There may be a reason I am up here on the side of this little mountain by the lake in the middle of the night commenting while the cat sleeps nearby.
Thank you for posting this.
Just because I've a non-nostalgic memory of hippie-dom, New England division, doesn't mean that I did, or do, play with bayonets. How you got from one to the other says more about your state of mind than my memory.
For extra credit: compare and contrast the 1970 Hippie with the 2010 slacker/stoner.
That spirit has not died, it has however changed greatly. The ideals of peace, togetherness and raising consciousness has not changed though.
Case and point: the immortality of The Legend John Lennon.
I stopped smoking joints, more than less, after the 60's because like lots of others, it made me paranoid.

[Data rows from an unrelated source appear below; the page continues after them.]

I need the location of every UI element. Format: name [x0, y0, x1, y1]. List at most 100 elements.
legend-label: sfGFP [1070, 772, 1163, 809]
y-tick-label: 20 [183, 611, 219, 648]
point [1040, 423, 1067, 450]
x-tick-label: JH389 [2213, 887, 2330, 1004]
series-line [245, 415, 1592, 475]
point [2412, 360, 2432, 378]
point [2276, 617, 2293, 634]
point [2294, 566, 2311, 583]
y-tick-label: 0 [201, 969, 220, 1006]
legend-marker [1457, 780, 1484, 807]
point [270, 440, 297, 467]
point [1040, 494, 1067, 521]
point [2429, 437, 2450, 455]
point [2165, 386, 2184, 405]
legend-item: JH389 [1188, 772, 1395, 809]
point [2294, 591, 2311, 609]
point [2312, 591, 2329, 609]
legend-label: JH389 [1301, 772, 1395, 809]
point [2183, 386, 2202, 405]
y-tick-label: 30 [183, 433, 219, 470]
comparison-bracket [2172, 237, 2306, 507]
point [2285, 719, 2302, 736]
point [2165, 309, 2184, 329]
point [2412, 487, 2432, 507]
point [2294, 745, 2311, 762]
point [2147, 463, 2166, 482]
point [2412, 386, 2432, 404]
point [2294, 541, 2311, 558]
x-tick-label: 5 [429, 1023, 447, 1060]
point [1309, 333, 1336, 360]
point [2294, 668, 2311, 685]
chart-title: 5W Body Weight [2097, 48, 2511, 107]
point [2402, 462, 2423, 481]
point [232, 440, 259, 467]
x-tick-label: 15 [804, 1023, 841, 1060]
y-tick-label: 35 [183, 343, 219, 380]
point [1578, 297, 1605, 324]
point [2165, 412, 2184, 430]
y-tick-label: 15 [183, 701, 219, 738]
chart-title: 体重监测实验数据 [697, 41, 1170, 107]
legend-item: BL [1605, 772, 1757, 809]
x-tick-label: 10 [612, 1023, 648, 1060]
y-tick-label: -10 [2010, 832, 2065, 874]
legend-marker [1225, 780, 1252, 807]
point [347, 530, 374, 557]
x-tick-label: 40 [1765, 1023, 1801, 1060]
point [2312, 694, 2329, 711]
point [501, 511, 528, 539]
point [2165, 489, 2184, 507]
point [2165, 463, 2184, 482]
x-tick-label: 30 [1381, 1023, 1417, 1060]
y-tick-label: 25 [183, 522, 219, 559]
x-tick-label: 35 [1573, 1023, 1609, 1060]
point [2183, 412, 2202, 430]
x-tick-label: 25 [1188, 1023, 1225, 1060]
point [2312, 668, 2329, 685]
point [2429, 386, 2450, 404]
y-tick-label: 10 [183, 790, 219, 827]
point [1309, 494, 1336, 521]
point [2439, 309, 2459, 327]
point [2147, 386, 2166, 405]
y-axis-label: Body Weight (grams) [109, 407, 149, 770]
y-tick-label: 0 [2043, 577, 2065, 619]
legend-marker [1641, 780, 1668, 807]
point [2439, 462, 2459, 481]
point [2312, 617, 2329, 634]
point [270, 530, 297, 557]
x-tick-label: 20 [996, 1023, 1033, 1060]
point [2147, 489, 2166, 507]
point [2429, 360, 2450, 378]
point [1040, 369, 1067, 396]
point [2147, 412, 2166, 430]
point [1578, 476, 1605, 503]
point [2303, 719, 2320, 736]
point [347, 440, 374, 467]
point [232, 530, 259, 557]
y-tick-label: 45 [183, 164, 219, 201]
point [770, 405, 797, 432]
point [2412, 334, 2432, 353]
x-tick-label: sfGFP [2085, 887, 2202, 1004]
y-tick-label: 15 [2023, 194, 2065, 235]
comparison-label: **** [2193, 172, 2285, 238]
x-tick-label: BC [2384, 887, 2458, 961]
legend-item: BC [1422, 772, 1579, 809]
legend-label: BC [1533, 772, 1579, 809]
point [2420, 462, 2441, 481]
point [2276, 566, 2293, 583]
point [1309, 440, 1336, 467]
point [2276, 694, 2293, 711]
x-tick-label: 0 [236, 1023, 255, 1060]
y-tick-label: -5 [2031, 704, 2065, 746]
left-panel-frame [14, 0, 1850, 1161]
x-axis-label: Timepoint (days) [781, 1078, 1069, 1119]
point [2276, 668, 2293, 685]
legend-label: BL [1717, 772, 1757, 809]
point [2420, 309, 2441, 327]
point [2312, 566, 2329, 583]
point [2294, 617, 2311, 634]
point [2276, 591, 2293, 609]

Smoking is not a big part of my hippie-ness, openness of spirt is.
I have frequently been confused by those who call our generation--selfish, and worse. We were extremely idealistic and most of us who made it thus far still are. But I HIGHLY recommend either the book or the article in NYBR by Tony Judt called, "Ill Fares the Land." He is dying of ALS as I write but in his first chapter he showed me for the first time, what we in the 60's did wrong. However he is writing for his kids and other youngsters about what was natural as breathing for us, what they don't understand. So he celebrates us an gives the best critque of what we did wrong. I am sure the article is online at New York Review of Books, and truly I finally saw the flaw, which is not the one we are usually accused of.
Growing up in the nice but conservation 50's, we who came of age in the 60's really did --in alll kinds of ways, many radically different depending on place ie: New York v. Haight Ashbury, vs. Weatherman, vs Black Pathers etc etc--we hippies were not uniform--we mostly did have excellent values and a lot of love and passion for social causes. If you were the type who hated the 50's even if you, which is me, now value that time of stability, and if the 60's led to an inner freedom and an outer freedome, I for one believe that I was formed by that time, forever. Really so. Rated Emma and for all here who won't read this, Deborah Young had another excellent piece on post-parental hippie-ness, which Lisa might remember. Rated and Pm'ing you Emma.
Musing on wonderful then, with a tear.